Kiss “ZIRP” bye…bye!

Fed Chair Janet Yellen surprised traders/investors by indicating that the “Zero Interest Rate Policy” (ZIRP) may come to an end a full six-months ahead of market expectations causing a sharp sell-off from recent highs. Though no real technical damage was inflicted, this is sure to result in money managers beginning to adjust their timeline component to investment strategies.

Overnight trade has price dead center within our projected target zone we highlighted in yesterday’s blog post: Here’s an excerpt: “Key support at 1859 – 62 zone becomes the “key marker” to hold for continued upside potential. IF violated and converted, THEN downside price targets project 1845 – 48 zone ” 
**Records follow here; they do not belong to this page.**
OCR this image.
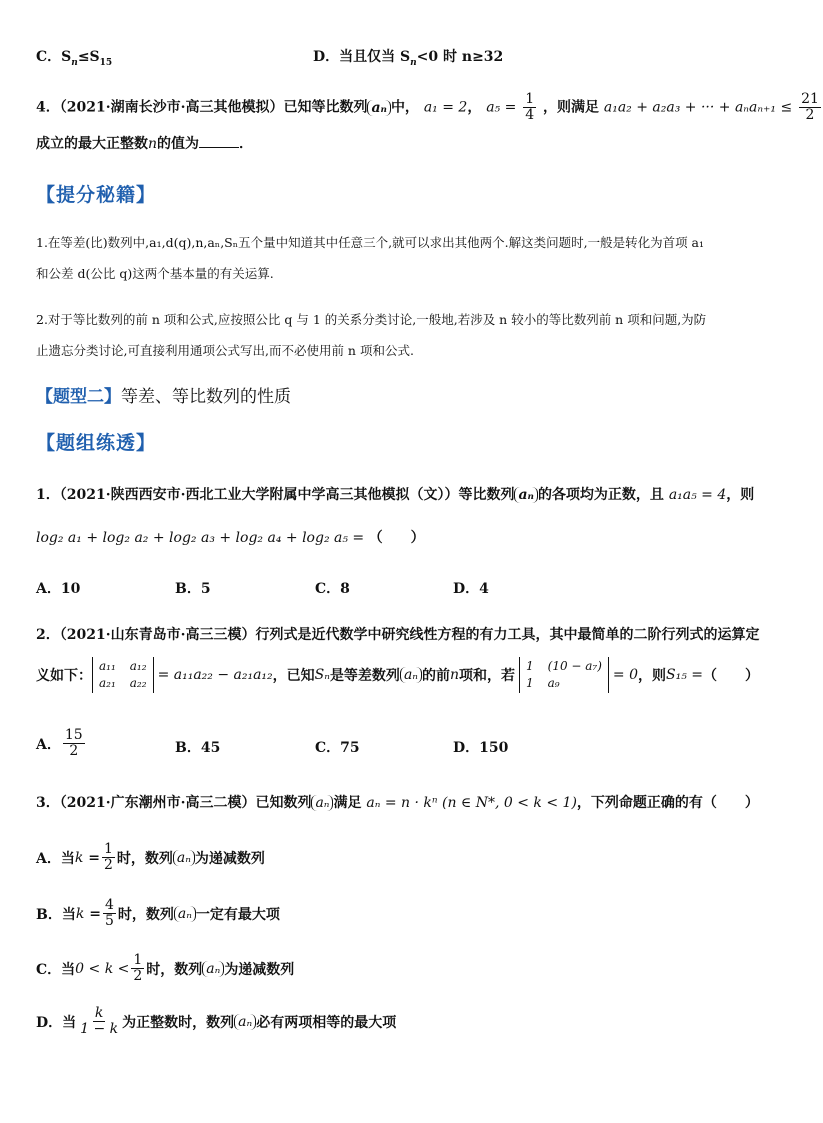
C．$S_n\le S_{15}$	D．当且仅当 $S_n<0$ 时 n≥32
4．（2021·湖南长沙市·高三其他模拟）已知等比数列 aₙ 中， a₁ = 2， $a_5 = \frac{1}{4}$ ，则满足 a₁a₂ + a₂a₃ + ··· + $a_na_{n+1} \le \frac{21}{2}$
成立的最大正整数n的值为	．
【提分秘籍】
1.在等差(比)数列中,a₁,d(q),n,aₙ,Sₙ五个量中知道其中任意三个,就可以求出其他两个.解这类问题时,一般是转化为首项 a₁
和公差 d(公比 q)这两个基本量的有关运算.
2.对于等比数列的前 n 项和公式,应按照公比 q 与 1 的关系分类讨论,一般地,若涉及 n 较小的等比数列前 n 项和问题,为防
止遗忘分类讨论,可直接利用通项公式写出,而不必使用前 n 项和公式.
【题型二】等差、等比数列的性质
【题组练透】
1．（2021·陕西西安市·西北工业大学附属中学高三其他模拟（文））等比数列 aₙ 的各项均为正数，且 a₁a₅ = 4，则
log₂ a₁ + log₂ a₂ + log₂ a₃ + log₂ a₄ + log₂ a₅ = （　　）
A．10	B．5	C．8	D．4
2．（2021·山东青岛市·高三三模）行列式是近代数学中研究线性方程的有力工具，其中最简单的二阶行列式的运算定
义如下：
a₁₁ a₁₂
a₂₁ a₂₂ = a₁₁a₂₂ − a₂₁a₁₂ ，已知 Sₙ 是等差数列 aₙ 的前 n 项和，若
1 (10 − a₇)
1 a₉	= 0 ，则 S₁₅ = （　　）
A． $\frac{15}{2}$	B．45	C．75	D．150
3．（2021·广东潮州市·高三二模）已知数列 aₙ 满足 aₙ = n · kⁿ (n ∈ N*, 0 < k < 1)，下列命题正确的有（　　）
A．当 $k = \frac{1}{2}$ 时，数列 aₙ 为递减数列
B．当 $k = \frac{4}{5}$ 时，数列 aₙ 一定有最大项
C．当 $0 < k < \frac{1}{2}$ 时，数列 aₙ 为递减数列
D．当 $\frac{k}{1 - k}$ 为正整数时，数列 aₙ 必有两项相等的最大项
Continued selling below 1845 projects further weakness down to 1835 – 37 zone…followed by TargetMaster Zone 1831 – 1832.25. IF price can stabilize above 1845.00, THEN upside hurdle for bulls is 3DCPZ between 1850 – 55 zone.

Stay Focused…ALWAYS USE STOPS!

Good Trading,

David

Habitude Three
I am willing to accept loss. Losing is an integral part of the process. I know and accept that individual losses and losing periods will happen. They are endemic to trading. I do not like loss. I do not expect loss. I simply accept loss as a cost of doing business.